I had severe flank pain started in the late 80’s I was in my mid 20’s had just had my 3rd c section. I kept going to the Dr. for what I thought was a uti nothing would show up except blood. I held several jobs and missed work occasionally due to flare ups, some were tolerable others were not. In 2004 my husband of 22 years became very ill later to find out he had West Nile…yes a little mosquito kicked his butt. I thought he was going to die he ended up with meningitis was transported from one hospital to a bigger hospital and in the hospitals for over 2 weeks, after he returned home my disease reared it’s ugly head we have since found stress is the main trigger for me. I was afraid of losing my soul mate that triggered my disease and we have not been able to put it away since then.
I had a job I loved I was in law enforcement I was a alternate Sargent as well as a training Officer, I loved this job and was very good at it. I kept getting sick after years of them telling me I had to take a vacation because I never missed work. I missed some work and after others complained and even with Drs. notes I was fired, it broke my heart I felt devastated.

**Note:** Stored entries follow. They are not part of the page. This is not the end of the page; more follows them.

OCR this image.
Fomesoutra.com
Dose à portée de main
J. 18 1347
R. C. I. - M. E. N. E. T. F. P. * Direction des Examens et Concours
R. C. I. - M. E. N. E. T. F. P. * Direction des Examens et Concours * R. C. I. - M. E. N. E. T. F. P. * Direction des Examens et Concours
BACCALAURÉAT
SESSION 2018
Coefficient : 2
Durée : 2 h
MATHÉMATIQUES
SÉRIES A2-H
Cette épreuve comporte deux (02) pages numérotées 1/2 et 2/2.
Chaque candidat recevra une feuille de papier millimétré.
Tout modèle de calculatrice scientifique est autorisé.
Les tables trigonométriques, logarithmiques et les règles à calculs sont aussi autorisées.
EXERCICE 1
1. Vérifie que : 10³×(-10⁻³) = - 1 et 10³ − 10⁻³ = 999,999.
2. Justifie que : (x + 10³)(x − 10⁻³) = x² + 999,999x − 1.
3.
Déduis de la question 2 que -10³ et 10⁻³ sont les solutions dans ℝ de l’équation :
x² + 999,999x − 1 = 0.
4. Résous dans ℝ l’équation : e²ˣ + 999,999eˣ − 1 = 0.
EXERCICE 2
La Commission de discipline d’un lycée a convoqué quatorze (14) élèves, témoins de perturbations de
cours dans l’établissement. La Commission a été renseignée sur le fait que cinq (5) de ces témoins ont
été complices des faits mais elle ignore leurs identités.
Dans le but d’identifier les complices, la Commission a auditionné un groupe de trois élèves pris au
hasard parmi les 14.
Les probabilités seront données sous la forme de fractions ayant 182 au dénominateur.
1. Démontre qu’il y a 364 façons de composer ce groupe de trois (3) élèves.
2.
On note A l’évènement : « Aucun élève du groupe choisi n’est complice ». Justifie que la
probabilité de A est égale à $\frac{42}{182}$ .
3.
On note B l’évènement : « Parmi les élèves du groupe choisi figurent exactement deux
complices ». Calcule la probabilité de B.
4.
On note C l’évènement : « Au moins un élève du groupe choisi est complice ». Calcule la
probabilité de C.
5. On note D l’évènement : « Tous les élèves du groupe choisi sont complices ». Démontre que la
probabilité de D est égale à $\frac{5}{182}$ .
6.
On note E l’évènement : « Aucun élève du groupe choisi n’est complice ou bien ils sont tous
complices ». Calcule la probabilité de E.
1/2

I tried other jobs and landed leadership positions I always ended in the hospital with my LPHS. And then I would lose those positions.
I almost went insane I always had the support of my Husband thank goodness for him he never doubted me and my pain, other family members did and I lost friends because I couldn’t make any plans.

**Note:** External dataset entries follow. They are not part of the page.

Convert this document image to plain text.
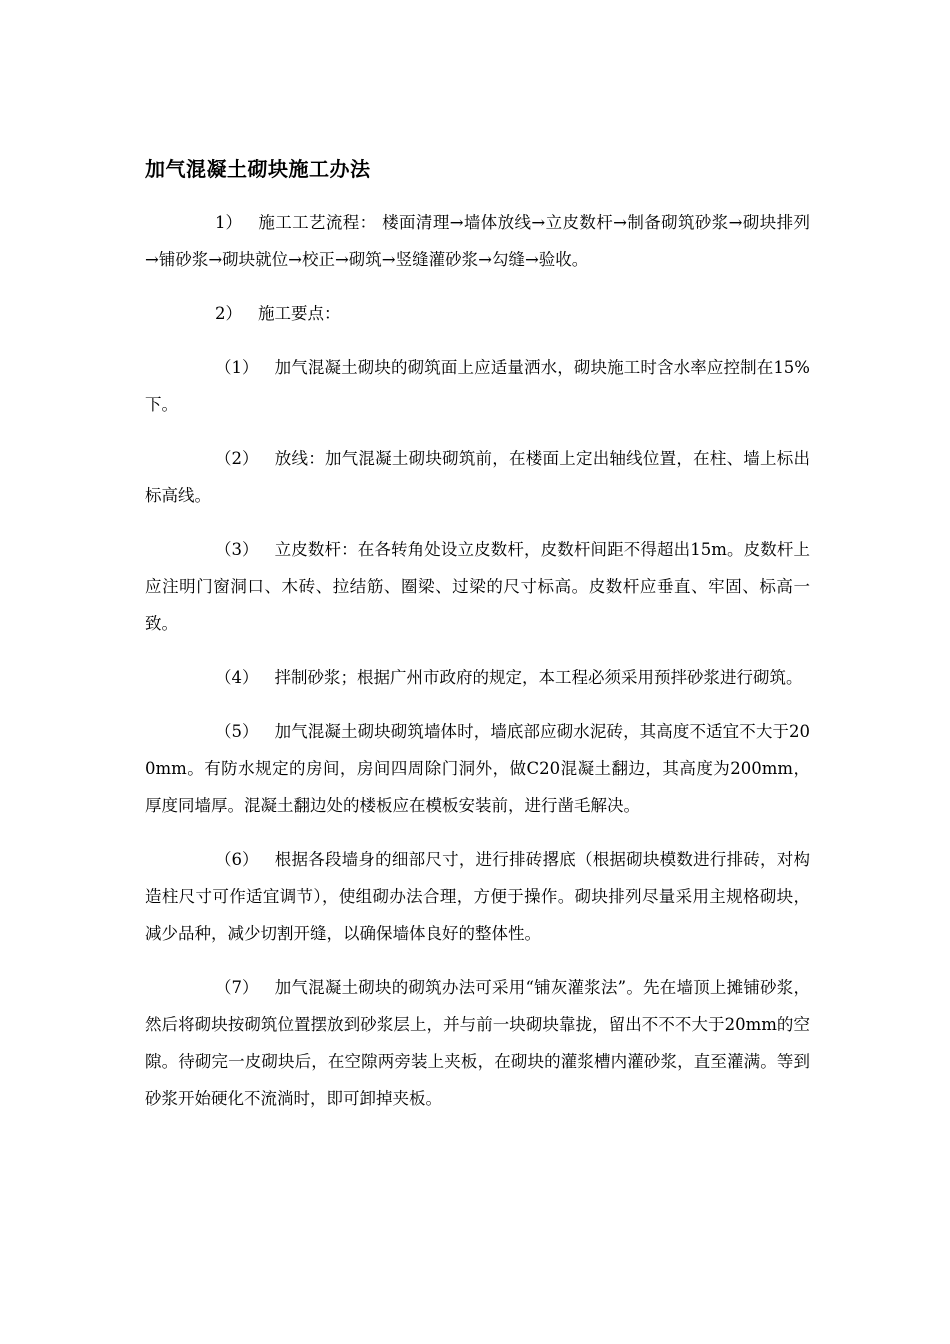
加气混凝土砌块施工办法

1） 施工工艺流程： 楼面清理→墙体放线→立皮数杆→制备砌筑砂浆→砌块排列→铺砂浆→砌块就位→校正→砌筑→竖缝灌砂浆→勾缝→验收。

2） 施工要点：

（1） 加气混凝土砌块的砌筑面上应适量洒水，砌块施工时含水率应控制在15%下。

（2） 放线：加气混凝土砌块砌筑前，在楼面上定出轴线位置，在柱、墙上标出标高线。

（3） 立皮数杆：在各转角处设立皮数杆，皮数杆间距不得超出15m。皮数杆上应注明门窗洞口、木砖、拉结筋、圈梁、过梁的尺寸标高。皮数杆应垂直、牢固、标高一致。

（4） 拌制砂浆；根据广州市政府的规定，本工程必须采用预拌砂浆进行砌筑。

（5） 加气混凝土砌块砌筑墙体时，墙底部应砌水泥砖，其高度不适宜不大于200mm。有防水规定的房间，房间四周除门洞外，做C20混凝土翻边，其高度为200mm，厚度同墙厚。混凝土翻边处的楼板应在模板安装前，进行凿毛解决。

（6） 根据各段墙身的细部尺寸，进行排砖撂底（根据砌块模数进行排砖，对构造柱尺寸可作适宜调节），使组砌办法合理，方便于操作。砌块排列尽量采用主规格砌块，减少品种，减少切割开缝，以确保墙体良好的整体性。

（7） 加气混凝土砌块的砌筑办法可采用“铺灰灌浆法”。先在墙顶上摊铺砂浆，然后将砌块按砌筑位置摆放到砂浆层上，并与前一块砌块靠拢，留出不不不大于20mm的空隙。待砌完一皮砌块后，在空隙两旁装上夹板，在砌块的灌浆槽内灌砂浆，直至灌满。等到砂浆开始硬化不流淌时，即可卸掉夹板。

I was diagnosed two times I refused to believe it but finally in 2004 I was told I didn’t have to believe it, it is what I have and I need to face it.
In 2010 I had an episode last for three months we put a pain pump in and in order to do that I had to meet with a psychiatrist they tested me and the test did show I am in constant pain.
I think the more we get this disease out for others to see maybe more people will realize what we do go through.